The study says the uninsured have a 40% higher risk of death than people who have private health insurance -- like the insurance you get through your job. Or, to put it another way, a person dies because of a lack of insurance every 12 minutes.

 

Of course, some people neglect their health. But many, we suspect, don't see a doctor because they're afraid of the cost. Doctor visits and tests can add up to an intimidating amount, even if you're uninsured but have a good income. A CNN story put a human face on some of these avoidable deaths -- a freelance cameraman, a self-employed mother of two, and a 25-year-old woman who worked in a movie theater.

 

So we had to wonder: Have you put off visits to the doctor because of financial considerations?

 

Overall, 15.4% of Americans don't have health insurance. The study breaks it down state by state, (.pdf file). For example:

  • In Texas, where just under 30% of people lacked insurance in 2005, annual deaths attributed to being uninsured was 4,675.
  • Here in Montana, the percentage of uninsured was 19.4%, and 147 people paid the ultimate price.
  • In Florida, where 26% were uninsured, the death toll attributed to lack of insurance was 3,925.
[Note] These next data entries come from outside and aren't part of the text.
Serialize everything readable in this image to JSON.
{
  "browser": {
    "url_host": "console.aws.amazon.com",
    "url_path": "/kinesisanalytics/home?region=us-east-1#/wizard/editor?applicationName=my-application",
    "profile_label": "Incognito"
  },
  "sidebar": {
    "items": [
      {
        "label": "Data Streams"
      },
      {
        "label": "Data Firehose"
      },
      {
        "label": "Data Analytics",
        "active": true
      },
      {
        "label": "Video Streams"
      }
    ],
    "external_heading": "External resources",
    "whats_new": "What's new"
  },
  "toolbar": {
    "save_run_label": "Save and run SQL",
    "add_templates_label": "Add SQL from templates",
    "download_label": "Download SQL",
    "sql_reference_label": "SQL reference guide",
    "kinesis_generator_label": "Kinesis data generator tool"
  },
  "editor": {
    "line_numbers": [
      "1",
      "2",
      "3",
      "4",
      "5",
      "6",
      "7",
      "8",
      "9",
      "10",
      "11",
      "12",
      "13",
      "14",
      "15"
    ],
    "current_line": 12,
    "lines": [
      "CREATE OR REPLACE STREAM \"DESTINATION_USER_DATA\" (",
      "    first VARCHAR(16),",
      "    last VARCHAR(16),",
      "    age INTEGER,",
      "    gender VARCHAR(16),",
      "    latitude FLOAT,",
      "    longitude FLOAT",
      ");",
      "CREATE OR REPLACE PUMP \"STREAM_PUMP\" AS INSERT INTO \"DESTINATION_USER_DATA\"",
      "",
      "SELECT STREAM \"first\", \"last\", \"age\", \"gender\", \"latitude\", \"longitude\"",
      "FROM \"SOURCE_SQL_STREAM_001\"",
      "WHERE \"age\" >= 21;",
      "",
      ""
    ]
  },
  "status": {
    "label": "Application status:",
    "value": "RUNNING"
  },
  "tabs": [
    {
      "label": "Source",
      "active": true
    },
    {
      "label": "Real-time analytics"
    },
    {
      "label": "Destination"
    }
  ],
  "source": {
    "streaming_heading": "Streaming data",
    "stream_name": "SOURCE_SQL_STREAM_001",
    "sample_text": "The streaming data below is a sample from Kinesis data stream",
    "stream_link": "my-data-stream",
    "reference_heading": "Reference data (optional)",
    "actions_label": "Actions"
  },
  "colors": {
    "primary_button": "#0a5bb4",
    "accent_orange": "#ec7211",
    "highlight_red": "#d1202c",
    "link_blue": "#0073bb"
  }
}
Also consider that the number of deaths blamed on lack of insurance is 2.5 times higher than it was in 2002, due to several factors. The study found that:

  • More people are uninsured. The U.S. Census said 46.3 million people were uninsured last year -- and since then millions of people have lost jobs.
  • The safety net for the uninsured has larger holes, as nonprofit hospitals and clinics have closed.
  • The quality of care for those with insurance has improved. "We doctors have many new ways to prevent deaths from hypertension, diabetes, and heart disease -- but only if patients can get into our offices and afford their medications," Dr. Andrew Wilper, lead author of the study, said.

"We're losing more Americans every day because of inaction ... than drunk driving and homicide combined," Dr. David Himmelstein, a co-author of the study, told Reuters. Himmelstein and his wife, study co-author Dr. Steffie Woolhandler, founded Physicians for a National Health Program.